The traditional reading in both the
Monastic Office and the Roman Breviary was taken from St. Augustine.
It is manifest from these precepts that all our effort is to be directed towards inward joys, lest, seeking a reward from without, we should be conformed to this world, and should lose the promise of a blessedness so much the more solid and firm, as it is inward, in which God has chosen that we should become conformed to the image of His Son. But in this section, it is chiefly to be noticed, that there may be ostentatious display not merely in the splendor and pomp of things pertaining to the body, but also in doleful squalor itself; and the more dangerous on this account, that it deceives under the name of serving God.
And therefore he who is very conspicuous by immoderate attention to the body, and by the splendor of his clothing or other things, is easily convicted by the things themselves of being a follower of the pomps of the world, and misleads no one by a cunning semblance of sanctity; but in regard to him who under a profession of Christianity, fixes the eyes of men upon himself by unusual squalor and filth, when he does it voluntarily, and not under the pressure of necessity, it may be conjectured from the rest of his actions whether he does this from contempt of superfluous attention to the body, or from a certain ambition: for the Lord has enjoined us to beware of wolves under a sheep's skin; but by their fruits, says He, shall you know them.

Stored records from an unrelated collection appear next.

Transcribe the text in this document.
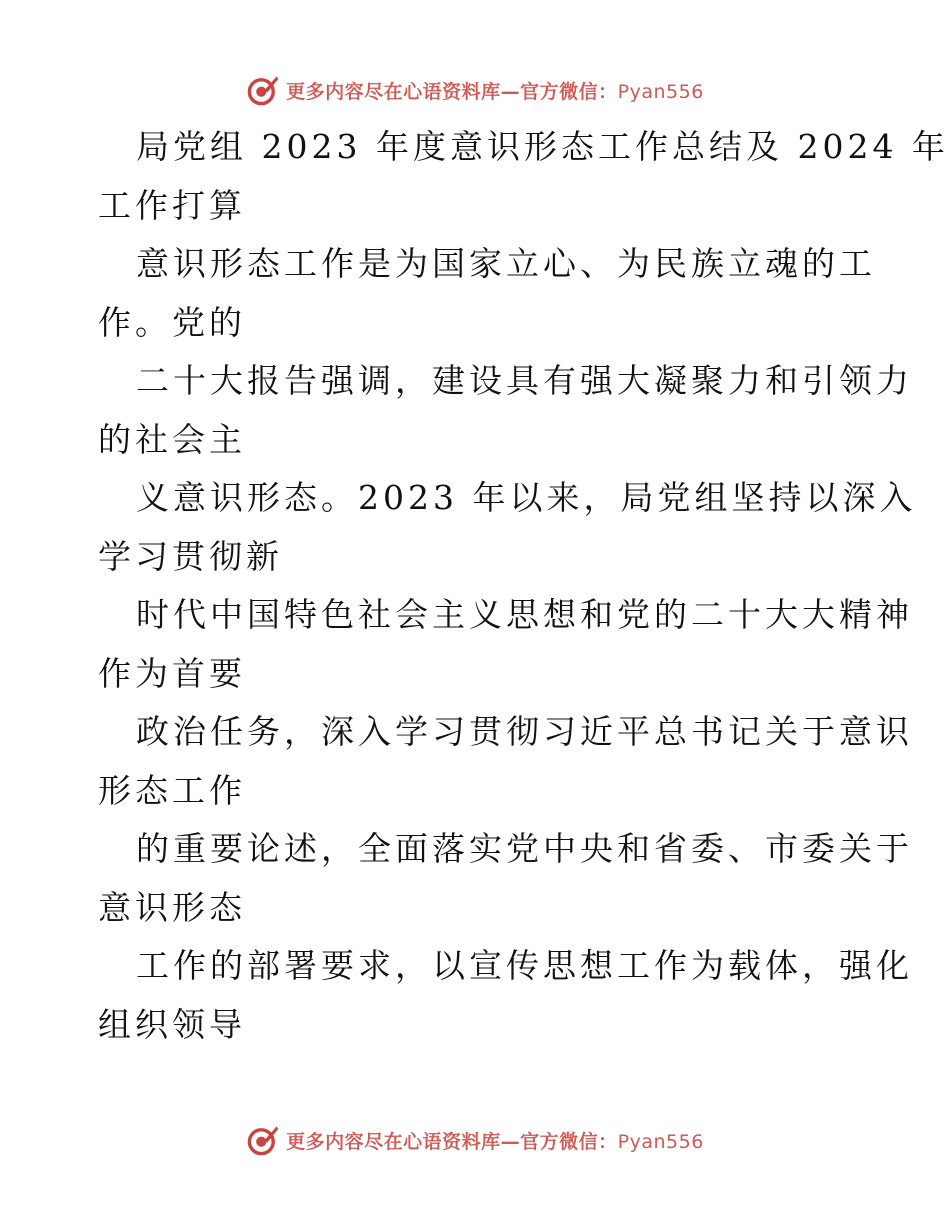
更多内容尽在心语资料库—官方微信：Pyan556
局党组 2023 年度意识形态工作总结及 2024 年
工作打算
意识形态工作是为国家立心、为民族立魂的工
作。党的
二十大报告强调，建设具有强大凝聚力和引领力
的社会主
义意识形态。2023 年以来，局党组坚持以深入
学习贯彻新
时代中国特色社会主义思想和党的二十大大精神
作为首要
政治任务，深入学习贯彻习近平总书记关于意识
形态工作
的重要论述，全面落实党中央和省委、市委关于
意识形态
工作的部署要求，以宣传思想工作为载体，强化
组织领导
更多内容尽在心语资料库—官方微信：Pyan556
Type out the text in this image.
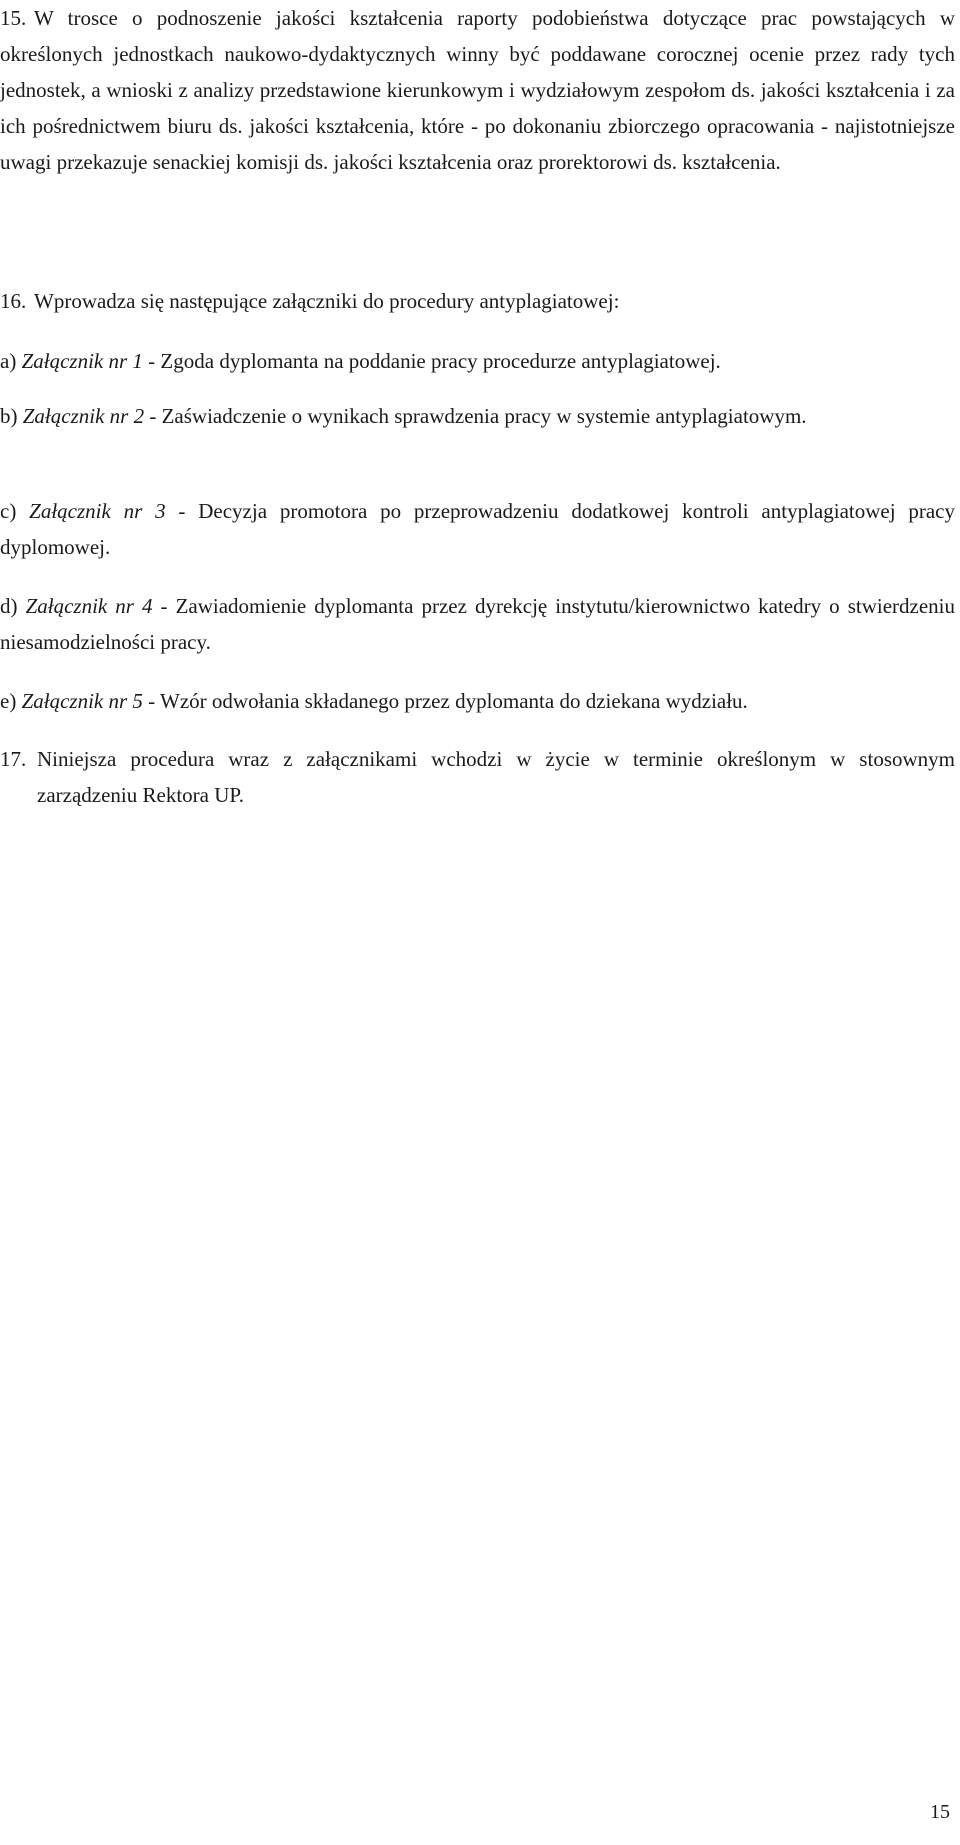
15. W trosce o podnoszenie jakości kształcenia raporty podobieństwa dotyczące prac powstających w określonych jednostkach naukowo-dydaktycznych winny być poddawane corocznej ocenie przez rady tych jednostek, a wnioski z analizy przedstawione kierunkowym i wydziałowym zespołom ds. jakości kształcenia i za ich pośrednictwem biuru ds. jakości kształcenia, które - po dokonaniu zbiorczego opracowania - najistotniejsze uwagi przekazuje senackiej komisji ds. jakości kształcenia oraz prorektorowi ds. kształcenia.
16. Wprowadza się następujące załączniki do procedury antyplagiatowej:
a) Załącznik nr 1 - Zgoda dyplomanta na poddanie pracy procedurze antyplagiatowej.
b) Załącznik nr 2 - Zaświadczenie o wynikach sprawdzenia pracy w systemie antyplagiatowym.
c) Załącznik nr 3 - Decyzja promotora po przeprowadzeniu dodatkowej kontroli antyplagiatowej pracy dyplomowej.
d) Załącznik nr 4 - Zawiadomienie dyplomanta przez dyrekcję instytutu/kierownictwo katedry o stwierdzeniu niesamodzielności pracy.
e) Załącznik nr 5 - Wzór odwołania składanego przez dyplomanta do dziekana wydziału.
17. Niniejsza procedura wraz z załącznikami wchodzi w życie w terminie określonym w stosownym zarządzeniu Rektora UP.
15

For when by temptations of any kind those very things begin to be withdrawn from them or refused to them, which under that veil they either have obtained or desire to obtain, then of necessity it appears whether it is a wolf in a sheep's skin or a sheep in its own. For a Christian ought not to delight the eyes of men by superfluous ornament on this account, because pretenders also too often assume that frugal and merely necessary dress, that they may deceive those who are not on their guard: for those sheep also ought not to lay aside their own skins, if at any time wolves cover themselves there with.